Nuevo transbordo. En esta ocasión sólo hay que esperar, sin cambiar de estación, a que, ya bien entrada la tarde, salga el autobús que lleva a los Picos. Después de un rato para comer, tomar un café y leer un rato – las esperas, leyendo, se hacen más ligeras, por eso siempre llevo lectura -, lo cojo. Es el último del viaje. Dejamos atrás la ciudad y seguimos la autovía que, suspendida entre montañas y playas y acantilados, es la imagen misma de eso que los libros de geografía llaman la “Cornisa Cantábrica”. Pastos, eucaliptos, hayas, más casas solariegas y el mar, siempre el mar, inmenso y azul. Unos cuantos kilómetros más adelante, abandonamos la autovía y nos dirigimos al interior siguiendo la carretera que, estrecha y sinuosa, se adentra en el corazón de las montañas aprovechando el desfiladero de la Hermida, formidable hendidura excavada por el río Deva en su camino hacia el océano. La carretera discurre por el fondo del desfiladero, entre paredes enormes de roca y paralela al curso del río. Éste, el Deva, como los demás ríos cantábricos que conozco, me recuerda a algunos que aparecen en las películas del Oeste: el lecho ancho, cubierto de abundantes cantos de color blanco y con amplias márgenes de arena y aguas vivas pero poco profundas, limpias, transparentes, con reflejos metálicos en los que parece verse su frescura y pureza.

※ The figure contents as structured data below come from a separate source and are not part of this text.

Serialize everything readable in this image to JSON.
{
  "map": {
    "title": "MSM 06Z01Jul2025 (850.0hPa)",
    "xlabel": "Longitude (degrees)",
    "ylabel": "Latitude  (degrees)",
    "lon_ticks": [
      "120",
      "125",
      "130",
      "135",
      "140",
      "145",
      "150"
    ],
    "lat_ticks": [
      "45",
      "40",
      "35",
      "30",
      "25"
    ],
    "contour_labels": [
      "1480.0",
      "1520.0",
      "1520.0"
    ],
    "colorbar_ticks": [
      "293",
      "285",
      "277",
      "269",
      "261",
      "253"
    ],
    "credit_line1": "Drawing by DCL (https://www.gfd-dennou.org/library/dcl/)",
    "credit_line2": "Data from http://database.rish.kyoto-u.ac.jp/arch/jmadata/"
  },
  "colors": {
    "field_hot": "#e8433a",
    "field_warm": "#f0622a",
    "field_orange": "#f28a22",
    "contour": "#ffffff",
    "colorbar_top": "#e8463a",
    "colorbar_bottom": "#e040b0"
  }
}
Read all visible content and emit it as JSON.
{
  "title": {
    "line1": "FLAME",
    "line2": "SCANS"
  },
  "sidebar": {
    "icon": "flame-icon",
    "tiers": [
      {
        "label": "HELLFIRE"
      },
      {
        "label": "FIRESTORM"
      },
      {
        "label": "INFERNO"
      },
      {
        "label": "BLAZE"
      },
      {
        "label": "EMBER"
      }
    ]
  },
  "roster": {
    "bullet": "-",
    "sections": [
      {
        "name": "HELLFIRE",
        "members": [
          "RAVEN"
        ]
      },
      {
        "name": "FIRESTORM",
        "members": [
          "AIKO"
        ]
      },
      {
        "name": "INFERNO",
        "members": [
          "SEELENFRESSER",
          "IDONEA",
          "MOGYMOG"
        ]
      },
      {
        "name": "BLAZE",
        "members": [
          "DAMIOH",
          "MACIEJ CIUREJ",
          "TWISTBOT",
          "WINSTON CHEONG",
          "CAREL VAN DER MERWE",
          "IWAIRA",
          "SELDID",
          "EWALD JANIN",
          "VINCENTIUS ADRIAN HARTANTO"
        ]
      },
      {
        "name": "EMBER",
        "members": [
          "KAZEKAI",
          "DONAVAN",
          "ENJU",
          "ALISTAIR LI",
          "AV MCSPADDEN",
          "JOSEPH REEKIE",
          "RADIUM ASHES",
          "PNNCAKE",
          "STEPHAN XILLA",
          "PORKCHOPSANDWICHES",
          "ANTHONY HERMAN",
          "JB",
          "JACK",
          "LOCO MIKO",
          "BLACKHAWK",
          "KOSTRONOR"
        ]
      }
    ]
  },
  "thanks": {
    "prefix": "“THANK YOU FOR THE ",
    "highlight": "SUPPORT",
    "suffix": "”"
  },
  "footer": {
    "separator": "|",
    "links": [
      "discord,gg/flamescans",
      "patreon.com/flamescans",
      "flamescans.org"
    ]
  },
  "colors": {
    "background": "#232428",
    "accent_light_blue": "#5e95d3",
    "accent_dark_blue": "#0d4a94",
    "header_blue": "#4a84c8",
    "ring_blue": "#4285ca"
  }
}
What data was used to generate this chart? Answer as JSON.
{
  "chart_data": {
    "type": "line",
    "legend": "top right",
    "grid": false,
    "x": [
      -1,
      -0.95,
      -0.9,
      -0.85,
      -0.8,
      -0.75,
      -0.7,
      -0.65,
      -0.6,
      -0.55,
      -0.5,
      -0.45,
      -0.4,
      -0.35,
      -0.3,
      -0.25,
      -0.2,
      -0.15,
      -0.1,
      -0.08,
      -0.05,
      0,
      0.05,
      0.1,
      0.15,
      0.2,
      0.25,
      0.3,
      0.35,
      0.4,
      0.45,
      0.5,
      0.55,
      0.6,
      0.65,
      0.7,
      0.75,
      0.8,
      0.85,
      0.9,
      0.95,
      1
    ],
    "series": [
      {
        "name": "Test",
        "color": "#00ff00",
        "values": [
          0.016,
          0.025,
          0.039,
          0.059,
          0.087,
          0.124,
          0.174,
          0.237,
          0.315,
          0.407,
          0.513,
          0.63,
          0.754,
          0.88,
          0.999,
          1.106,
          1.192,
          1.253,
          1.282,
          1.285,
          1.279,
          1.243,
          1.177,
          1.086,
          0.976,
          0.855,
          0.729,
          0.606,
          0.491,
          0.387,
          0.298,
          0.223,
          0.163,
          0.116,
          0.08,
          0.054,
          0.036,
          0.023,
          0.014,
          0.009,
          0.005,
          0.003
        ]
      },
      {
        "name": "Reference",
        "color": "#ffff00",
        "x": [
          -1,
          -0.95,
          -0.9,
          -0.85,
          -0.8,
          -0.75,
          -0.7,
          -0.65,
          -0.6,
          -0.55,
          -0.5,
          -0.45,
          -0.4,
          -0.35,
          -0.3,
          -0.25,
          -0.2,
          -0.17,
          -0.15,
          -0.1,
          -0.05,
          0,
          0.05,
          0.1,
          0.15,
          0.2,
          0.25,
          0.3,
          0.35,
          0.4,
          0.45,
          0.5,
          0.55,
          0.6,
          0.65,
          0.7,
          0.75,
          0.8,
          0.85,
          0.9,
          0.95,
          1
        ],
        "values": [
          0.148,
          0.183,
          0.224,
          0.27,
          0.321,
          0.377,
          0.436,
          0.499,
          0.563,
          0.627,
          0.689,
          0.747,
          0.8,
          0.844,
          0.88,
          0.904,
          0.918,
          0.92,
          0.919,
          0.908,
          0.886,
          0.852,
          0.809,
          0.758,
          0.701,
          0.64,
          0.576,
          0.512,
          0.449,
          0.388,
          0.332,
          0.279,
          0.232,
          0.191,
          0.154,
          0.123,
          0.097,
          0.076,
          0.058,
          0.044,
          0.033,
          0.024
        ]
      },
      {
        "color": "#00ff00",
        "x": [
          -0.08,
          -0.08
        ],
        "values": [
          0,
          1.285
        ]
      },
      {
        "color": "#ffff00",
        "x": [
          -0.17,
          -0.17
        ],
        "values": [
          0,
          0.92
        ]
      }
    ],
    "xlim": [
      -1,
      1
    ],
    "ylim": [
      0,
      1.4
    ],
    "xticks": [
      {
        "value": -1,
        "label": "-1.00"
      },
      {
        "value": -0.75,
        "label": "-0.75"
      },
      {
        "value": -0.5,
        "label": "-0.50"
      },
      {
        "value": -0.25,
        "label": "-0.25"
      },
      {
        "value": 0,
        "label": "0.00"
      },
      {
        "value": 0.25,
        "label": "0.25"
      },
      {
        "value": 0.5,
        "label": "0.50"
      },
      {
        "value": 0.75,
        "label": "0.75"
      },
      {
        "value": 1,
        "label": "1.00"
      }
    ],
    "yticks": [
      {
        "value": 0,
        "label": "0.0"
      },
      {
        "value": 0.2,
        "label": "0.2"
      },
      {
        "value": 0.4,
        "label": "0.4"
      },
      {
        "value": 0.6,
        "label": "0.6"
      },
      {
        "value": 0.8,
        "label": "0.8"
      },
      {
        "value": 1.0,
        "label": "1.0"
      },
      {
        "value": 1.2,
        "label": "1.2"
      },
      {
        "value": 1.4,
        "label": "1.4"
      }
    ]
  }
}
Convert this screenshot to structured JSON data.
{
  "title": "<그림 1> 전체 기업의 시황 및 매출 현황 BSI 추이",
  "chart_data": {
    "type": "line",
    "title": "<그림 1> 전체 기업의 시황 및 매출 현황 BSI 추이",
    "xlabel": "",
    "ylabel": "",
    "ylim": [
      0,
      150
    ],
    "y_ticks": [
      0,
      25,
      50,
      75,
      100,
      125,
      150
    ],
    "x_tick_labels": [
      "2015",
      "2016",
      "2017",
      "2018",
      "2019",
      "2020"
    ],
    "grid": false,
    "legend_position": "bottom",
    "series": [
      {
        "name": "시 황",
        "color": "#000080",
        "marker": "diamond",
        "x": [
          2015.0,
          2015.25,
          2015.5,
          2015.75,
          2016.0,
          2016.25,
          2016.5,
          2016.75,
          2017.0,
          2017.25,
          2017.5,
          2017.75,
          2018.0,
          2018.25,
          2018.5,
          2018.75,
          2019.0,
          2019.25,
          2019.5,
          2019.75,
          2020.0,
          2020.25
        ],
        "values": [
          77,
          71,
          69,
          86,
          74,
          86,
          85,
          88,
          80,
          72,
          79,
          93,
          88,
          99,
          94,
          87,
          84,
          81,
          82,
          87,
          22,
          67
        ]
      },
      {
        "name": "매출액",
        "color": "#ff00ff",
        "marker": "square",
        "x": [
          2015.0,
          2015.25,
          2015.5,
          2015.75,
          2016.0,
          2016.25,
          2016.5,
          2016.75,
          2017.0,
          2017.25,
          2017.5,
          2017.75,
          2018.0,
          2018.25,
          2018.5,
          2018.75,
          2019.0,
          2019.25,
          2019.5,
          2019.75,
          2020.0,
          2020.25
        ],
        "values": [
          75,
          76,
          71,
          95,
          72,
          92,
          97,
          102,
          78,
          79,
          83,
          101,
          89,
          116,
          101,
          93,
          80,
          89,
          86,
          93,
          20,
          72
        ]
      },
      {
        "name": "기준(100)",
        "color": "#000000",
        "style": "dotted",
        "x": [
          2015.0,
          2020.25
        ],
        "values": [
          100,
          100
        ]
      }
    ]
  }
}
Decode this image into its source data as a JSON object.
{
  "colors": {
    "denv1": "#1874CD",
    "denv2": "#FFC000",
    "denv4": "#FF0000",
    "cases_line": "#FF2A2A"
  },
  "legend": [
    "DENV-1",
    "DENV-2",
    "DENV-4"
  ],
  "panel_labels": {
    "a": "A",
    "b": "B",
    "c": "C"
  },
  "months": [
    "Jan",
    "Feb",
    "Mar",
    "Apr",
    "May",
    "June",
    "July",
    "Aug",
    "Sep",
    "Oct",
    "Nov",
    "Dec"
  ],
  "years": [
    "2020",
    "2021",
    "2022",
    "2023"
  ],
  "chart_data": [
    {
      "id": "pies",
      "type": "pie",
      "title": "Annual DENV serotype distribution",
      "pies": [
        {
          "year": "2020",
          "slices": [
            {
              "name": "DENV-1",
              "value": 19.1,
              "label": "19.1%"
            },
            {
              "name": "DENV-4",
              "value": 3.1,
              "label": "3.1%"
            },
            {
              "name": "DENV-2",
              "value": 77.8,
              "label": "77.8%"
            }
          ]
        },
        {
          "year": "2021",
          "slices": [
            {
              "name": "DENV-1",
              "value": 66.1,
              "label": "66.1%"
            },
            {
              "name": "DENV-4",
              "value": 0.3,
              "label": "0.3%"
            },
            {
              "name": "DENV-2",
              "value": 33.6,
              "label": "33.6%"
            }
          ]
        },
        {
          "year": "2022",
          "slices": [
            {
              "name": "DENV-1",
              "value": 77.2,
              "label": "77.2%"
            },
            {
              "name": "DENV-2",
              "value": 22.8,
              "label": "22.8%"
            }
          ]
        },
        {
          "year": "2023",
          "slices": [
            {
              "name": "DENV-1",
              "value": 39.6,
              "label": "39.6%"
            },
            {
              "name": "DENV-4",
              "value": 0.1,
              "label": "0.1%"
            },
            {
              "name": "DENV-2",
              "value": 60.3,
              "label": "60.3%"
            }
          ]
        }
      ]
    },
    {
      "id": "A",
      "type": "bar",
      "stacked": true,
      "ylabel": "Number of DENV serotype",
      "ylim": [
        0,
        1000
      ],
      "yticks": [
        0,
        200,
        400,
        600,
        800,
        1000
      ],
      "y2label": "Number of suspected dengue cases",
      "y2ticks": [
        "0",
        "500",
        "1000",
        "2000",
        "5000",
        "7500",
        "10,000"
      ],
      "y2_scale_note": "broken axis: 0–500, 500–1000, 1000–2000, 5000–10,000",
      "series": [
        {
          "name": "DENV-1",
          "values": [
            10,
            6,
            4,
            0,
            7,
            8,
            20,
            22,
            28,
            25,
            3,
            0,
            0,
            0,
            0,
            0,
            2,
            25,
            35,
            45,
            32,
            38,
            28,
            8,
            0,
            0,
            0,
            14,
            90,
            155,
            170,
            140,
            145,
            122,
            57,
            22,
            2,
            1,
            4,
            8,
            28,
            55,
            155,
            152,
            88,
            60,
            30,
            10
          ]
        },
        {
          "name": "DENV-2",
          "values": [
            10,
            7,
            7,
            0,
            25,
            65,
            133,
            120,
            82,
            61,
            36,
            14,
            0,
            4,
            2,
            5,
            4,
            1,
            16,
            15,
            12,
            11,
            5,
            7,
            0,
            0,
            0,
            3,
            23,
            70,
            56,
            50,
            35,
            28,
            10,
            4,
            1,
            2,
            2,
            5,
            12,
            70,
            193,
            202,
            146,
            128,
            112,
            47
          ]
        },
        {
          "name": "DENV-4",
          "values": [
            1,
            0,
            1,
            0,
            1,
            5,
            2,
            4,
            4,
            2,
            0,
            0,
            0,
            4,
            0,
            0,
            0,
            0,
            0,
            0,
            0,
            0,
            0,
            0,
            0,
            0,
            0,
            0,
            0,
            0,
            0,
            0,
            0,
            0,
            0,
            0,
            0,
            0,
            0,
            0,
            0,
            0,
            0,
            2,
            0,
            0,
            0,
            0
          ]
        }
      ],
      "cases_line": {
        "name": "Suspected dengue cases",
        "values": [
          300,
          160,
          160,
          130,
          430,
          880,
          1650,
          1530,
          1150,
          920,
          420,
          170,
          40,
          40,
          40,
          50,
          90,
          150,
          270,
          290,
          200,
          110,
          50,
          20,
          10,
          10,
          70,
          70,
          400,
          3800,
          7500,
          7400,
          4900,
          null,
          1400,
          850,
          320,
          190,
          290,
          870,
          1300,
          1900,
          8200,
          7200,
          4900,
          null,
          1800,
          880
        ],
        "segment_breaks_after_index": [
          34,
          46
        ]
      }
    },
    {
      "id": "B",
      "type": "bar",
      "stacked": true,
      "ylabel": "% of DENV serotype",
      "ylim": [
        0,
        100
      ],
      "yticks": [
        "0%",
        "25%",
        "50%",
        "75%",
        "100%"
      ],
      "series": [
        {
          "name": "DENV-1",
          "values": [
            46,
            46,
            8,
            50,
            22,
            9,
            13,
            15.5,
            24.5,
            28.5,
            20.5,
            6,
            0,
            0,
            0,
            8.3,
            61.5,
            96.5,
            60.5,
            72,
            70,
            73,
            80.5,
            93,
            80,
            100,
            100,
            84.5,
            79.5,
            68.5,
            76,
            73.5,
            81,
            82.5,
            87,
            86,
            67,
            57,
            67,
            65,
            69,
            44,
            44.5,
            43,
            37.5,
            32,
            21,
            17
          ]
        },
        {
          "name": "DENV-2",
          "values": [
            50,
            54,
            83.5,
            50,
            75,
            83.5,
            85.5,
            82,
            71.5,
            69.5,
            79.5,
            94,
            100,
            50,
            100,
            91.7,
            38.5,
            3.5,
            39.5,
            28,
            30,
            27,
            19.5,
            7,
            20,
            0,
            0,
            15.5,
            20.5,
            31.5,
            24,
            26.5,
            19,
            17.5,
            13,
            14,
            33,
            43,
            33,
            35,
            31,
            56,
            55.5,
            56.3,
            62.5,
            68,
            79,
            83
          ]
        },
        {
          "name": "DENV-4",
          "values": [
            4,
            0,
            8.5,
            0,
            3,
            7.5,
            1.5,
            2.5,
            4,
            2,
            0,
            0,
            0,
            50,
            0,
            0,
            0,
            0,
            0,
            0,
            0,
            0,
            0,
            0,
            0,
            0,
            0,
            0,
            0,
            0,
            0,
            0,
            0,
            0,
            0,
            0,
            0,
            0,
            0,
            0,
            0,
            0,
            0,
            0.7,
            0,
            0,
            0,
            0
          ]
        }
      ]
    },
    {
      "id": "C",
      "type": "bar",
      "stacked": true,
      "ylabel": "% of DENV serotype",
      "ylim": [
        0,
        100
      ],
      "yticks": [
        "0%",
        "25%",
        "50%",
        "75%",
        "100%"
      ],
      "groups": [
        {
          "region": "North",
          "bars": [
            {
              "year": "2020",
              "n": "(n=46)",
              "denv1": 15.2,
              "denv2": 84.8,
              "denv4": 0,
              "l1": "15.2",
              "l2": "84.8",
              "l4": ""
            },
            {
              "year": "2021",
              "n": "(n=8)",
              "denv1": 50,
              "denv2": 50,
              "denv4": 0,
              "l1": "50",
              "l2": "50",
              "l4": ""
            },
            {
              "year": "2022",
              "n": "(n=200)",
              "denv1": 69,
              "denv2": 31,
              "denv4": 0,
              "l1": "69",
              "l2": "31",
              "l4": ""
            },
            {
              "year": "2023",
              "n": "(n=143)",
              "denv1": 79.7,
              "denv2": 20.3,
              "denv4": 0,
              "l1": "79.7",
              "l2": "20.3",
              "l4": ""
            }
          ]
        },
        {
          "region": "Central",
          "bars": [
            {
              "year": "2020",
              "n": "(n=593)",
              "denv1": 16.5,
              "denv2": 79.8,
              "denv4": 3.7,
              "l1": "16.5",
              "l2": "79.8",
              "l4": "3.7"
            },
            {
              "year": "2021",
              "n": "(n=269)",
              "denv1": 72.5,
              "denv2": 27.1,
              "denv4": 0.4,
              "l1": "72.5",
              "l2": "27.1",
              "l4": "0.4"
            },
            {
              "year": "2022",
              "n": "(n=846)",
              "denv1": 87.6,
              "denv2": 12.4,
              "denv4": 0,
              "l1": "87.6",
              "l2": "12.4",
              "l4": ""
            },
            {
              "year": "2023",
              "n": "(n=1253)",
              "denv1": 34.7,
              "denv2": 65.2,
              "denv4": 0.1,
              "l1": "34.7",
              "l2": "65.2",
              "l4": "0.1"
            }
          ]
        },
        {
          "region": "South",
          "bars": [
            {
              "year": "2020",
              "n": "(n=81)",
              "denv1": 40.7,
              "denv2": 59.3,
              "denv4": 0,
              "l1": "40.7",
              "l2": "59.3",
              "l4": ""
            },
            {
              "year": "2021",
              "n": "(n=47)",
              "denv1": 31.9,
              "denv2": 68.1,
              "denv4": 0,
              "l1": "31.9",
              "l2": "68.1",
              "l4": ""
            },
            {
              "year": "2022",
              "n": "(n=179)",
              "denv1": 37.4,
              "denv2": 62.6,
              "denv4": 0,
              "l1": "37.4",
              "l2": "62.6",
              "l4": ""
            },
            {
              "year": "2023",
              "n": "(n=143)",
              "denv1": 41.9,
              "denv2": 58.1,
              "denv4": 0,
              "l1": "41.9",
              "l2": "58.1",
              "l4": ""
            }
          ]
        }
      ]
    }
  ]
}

Y, por fin, al final del desfiladero, el valle de Liébana, mi destino. Una sucesión de pueblos, aldeas, casas, prados y bosques rodeados de magníficas montañas, que componen una imagen de postal alpina. Tan postal y tan alpina que aquello parece una Suiza en miniatura. Por no faltar, no faltan ni las vacas pastando, ni el orgullo de los lugareños, de los montañeses, por su pasado de hombres que “nunca fueron siervos sino siempre libres” (casi literalmente, éste es el texto que se puede leer en la entrada de alguna de las aldeas del valle). Cuando empezaba a declinar la tarde, el autobús me dejó en la aldea de Espinama – un pequeño sueño de piedra, flores y sosiego – . Allí, en un encantador albergue, pasaría la noche. Una ducha, la cena y a dormir. Había que descansar. A la mañana siguiente, empezaba la aventura, la montaña.